John Fowles’ 1963 novel, “The Collector”, is a psychological thriller of sorts, focusing on the disturbing actions of a young man and the tragic events that ensue.
It follows the gripping story of Frederick Clegg, a desperate loner and amateur entomologist who has the means to satisfy his fantasies: the capture of what he believes is the human equivalent of a butterfly.
The plot follows a loosely structured timeline, with Frederick’s delusional plan to capture and keep a woman, Miranda Grey, as his own personal “collection”. He lives a lonesome, isolated life, having been abandoned by his family, until one day he collects the lottery, becoming wealthier than ever before.
This newfound wealth brings more with it than Frederick bargained for, as his almost deifying obsession with Miranda leads him to plan an abduction, utilizing his new lifestyle to build himself a secret prison in his home.
The characters in this book are deeply immersive, allowing for captivating exploration of each character’s mindset. Frederick Clegg is a complex and interesting protagonist, growing from a scared and timid man, to a dangerous and threatening force.

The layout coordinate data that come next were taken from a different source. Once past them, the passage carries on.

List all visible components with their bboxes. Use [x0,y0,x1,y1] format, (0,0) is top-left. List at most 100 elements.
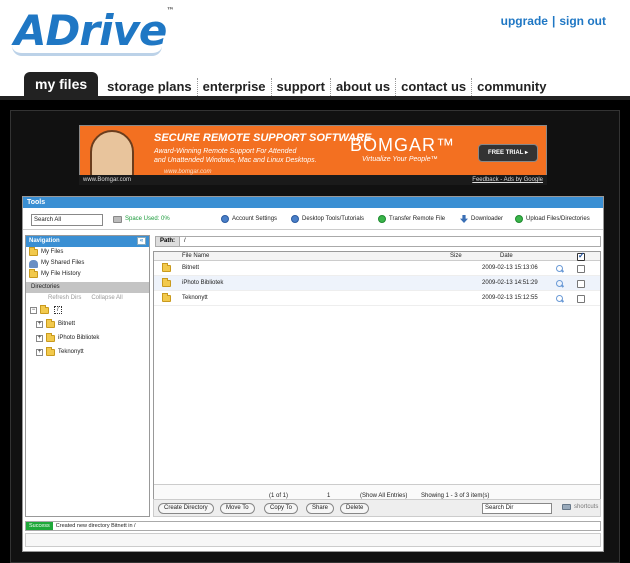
collapse-nav-button[interactable]: « [137,237,146,245]
nav-my-files-label: My Files [41,249,64,255]
tree-root[interactable]: − / [26,303,149,317]
tab-about-us[interactable]: about us [331,78,397,96]
tree-item-label: Teknonytt [58,349,84,355]
column-file-name[interactable]: File Name [182,252,209,261]
open-folder-icon [40,304,49,314]
ad-free-trial-button[interactable]: FREE TRIAL ▸ [478,144,538,162]
expand-toggle[interactable]: + [36,320,43,328]
ad-footer-url[interactable]: www.Bomgar.com [83,175,131,185]
space-used-text: Space Used: 0% [125,216,170,222]
preview-icon[interactable] [556,265,564,273]
navigation-header: Navigation « [26,236,149,247]
tree-item-teknonytt[interactable]: + Teknonytt [26,345,149,359]
create-directory-button[interactable]: Create Directory [158,503,214,514]
row-checkbox[interactable] [577,295,585,303]
search-all-input[interactable]: Search All [31,214,103,226]
tab-my-files[interactable]: my files [24,72,99,96]
ads-by-google-link[interactable]: Feedback - Ads by Google [472,175,543,185]
path-label: Path: [156,237,180,246]
column-size[interactable]: Size [450,252,462,261]
ad-footer-strip: www.Bomgar.com Feedback - Ads by Google [79,175,547,185]
downloader-label: Downloader [471,216,504,222]
transfer-remote-file-button[interactable]: Transfer Remote File [378,214,445,224]
directories-header: Directories [26,282,149,293]
folder-icon [29,269,38,278]
tools-header: Tools [23,197,603,208]
folder-icon [162,263,171,272]
file-grid: File Name Size Date Bitnett 2009-02-13 1… [153,251,601,515]
nav-shared-label: My Shared Files [41,260,85,266]
tab-storage-plans[interactable]: storage plans [102,78,198,96]
column-date[interactable]: Date [500,252,513,261]
expand-toggle[interactable]: + [36,334,43,342]
file-actions-bar: Create Directory Move To Copy To Share D… [153,499,601,517]
info-icon [221,215,229,223]
tab-community[interactable]: community [472,78,551,96]
search-dir-input[interactable]: Search Dir [482,503,552,514]
tab-enterprise[interactable]: enterprise [198,78,272,96]
plus-icon [378,215,386,223]
ad-headline: SECURE REMOTE SUPPORT SOFTWARE [154,132,372,144]
desktop-tools-label: Desktop Tools/Tutorials [302,216,365,222]
desktop-tools-button[interactable]: Desktop Tools/Tutorials [291,214,364,224]
nav-my-file-history[interactable]: My File History [26,269,149,280]
file-manager: Tools Search All Space Used: 0% Account … [22,196,604,552]
collapse-all-link[interactable]: Collapse All [91,295,122,301]
sign-out-link[interactable]: sign out [559,14,606,28]
table-row[interactable]: iPhoto Bibliotek 2009-02-13 14:51:29 [154,276,600,291]
status-badge: Success [26,522,53,530]
nav-my-files[interactable]: My Files [26,247,149,258]
preview-icon[interactable] [556,295,564,303]
downloader-button[interactable]: Downloader [460,214,503,224]
copy-to-button[interactable]: Copy To [264,503,298,514]
share-button[interactable]: Share [306,503,335,514]
table-row[interactable]: Bitnett 2009-02-13 15:13:06 [154,261,600,276]
move-to-button[interactable]: Move To [220,503,255,514]
upload-button[interactable]: Upload Files/Directories [515,214,590,224]
space-used-indicator: Space Used: 0% [113,214,170,224]
site-header: ADrive™ upgrade | sign out my files storag… [0,0,630,100]
shortcuts-icon [562,504,571,510]
folder-icon [29,247,38,256]
ad-subtitle-line-1: Award-Winning Remote Support For Attende… [154,148,297,155]
status-bar: Success Created new directory Bitnett in … [25,521,601,531]
status-message: Created new directory Bitnett in / [55,523,136,529]
ad-subtitle-line-2: and Unattended Windows, Mac and Linux De… [154,157,317,164]
table-row[interactable]: Teknonytt 2009-02-13 15:12:55 [154,291,600,306]
folder-icon [46,346,55,356]
tab-support[interactable]: support [272,78,331,96]
upload-label: Upload Files/Directories [526,216,590,222]
main-nav: my files storage plans enterprise suppor… [24,72,551,96]
grid-header: File Name Size Date [154,251,600,261]
nav-my-shared-files[interactable]: My Shared Files [26,258,149,269]
preview-icon[interactable] [556,280,564,288]
info-icon [291,215,299,223]
tree-item-iphoto[interactable]: + iPhoto Bibliotek [26,331,149,345]
row-checkbox[interactable] [577,265,585,273]
collapse-root-toggle[interactable]: − [30,306,37,314]
tab-contact-us[interactable]: contact us [396,78,473,96]
refresh-dirs-link[interactable]: Refresh Dirs [48,295,81,301]
path-value[interactable]: / [180,238,186,244]
download-icon [460,215,468,223]
tree-item-bitnett[interactable]: + Bitnett [26,317,149,331]
select-all-checkbox[interactable] [577,251,585,261]
tools-toolbar: Search All Space Used: 0% Account Settin… [23,208,603,230]
file-date: 2009-02-13 14:51:29 [482,280,538,286]
expand-toggle[interactable]: + [36,348,43,356]
row-checkbox[interactable] [577,280,585,288]
file-name[interactable]: Bitnett [182,261,199,276]
tree-item-label: iPhoto Bibliotek [58,335,100,341]
file-name[interactable]: iPhoto Bibliotek [182,276,223,291]
file-name[interactable]: Teknonytt [182,291,208,306]
plus-icon [515,215,523,223]
upgrade-link[interactable]: upgrade [501,14,548,28]
shortcuts-button[interactable]: shortcuts [562,504,598,510]
delete-button[interactable]: Delete [340,503,370,514]
account-links: upgrade | sign out [501,14,606,28]
account-settings-button[interactable]: Account Settings [221,214,277,224]
path-bar: Path: / [155,236,601,247]
folder-icon [162,293,171,302]
folder-icon [46,318,55,328]
link-separator: | [551,14,556,28]
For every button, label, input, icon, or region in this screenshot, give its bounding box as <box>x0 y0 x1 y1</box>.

As he transitions from a sad introvert to a proud and rich man with a new lease on life, he slowly becomes delusional as his obsession with Miranda takes over. Meanwhile, Miranda herself is a somber and stoic woman, who slowly reads Frederick’s plan and adapts to her situation with bravery and cunning.
Despite their disparate positions in society, both characters are developed with the same level of detail and nuance, adding a unique emotional foundation to the complex plot.
Fowles’ writing style in “The Collector” is descriptive and introspective, providing readers with a deep look into the characters and their innermost thoughts. He uses direct language to illustrate each step of Frederick’s plan as it unravels, as well as to capture Miranda’s unique individual psyche.
This allows for greater immersion into the development of both characters, as well as heightened tension as their plan continues to escalate.
Overall, “The Collector” provides a gripping and suspenseful look into a most unbalanced psyche, and is certainly worth a read for those looking for an intense psychological thriller.
With excellent character development and an engaging writing style, Fowles does an amazing job of immersing readers into the world of Frederick and Miranda.
The book is a true masterpiece and will be sure to captivate readers until its unexpected conclusion.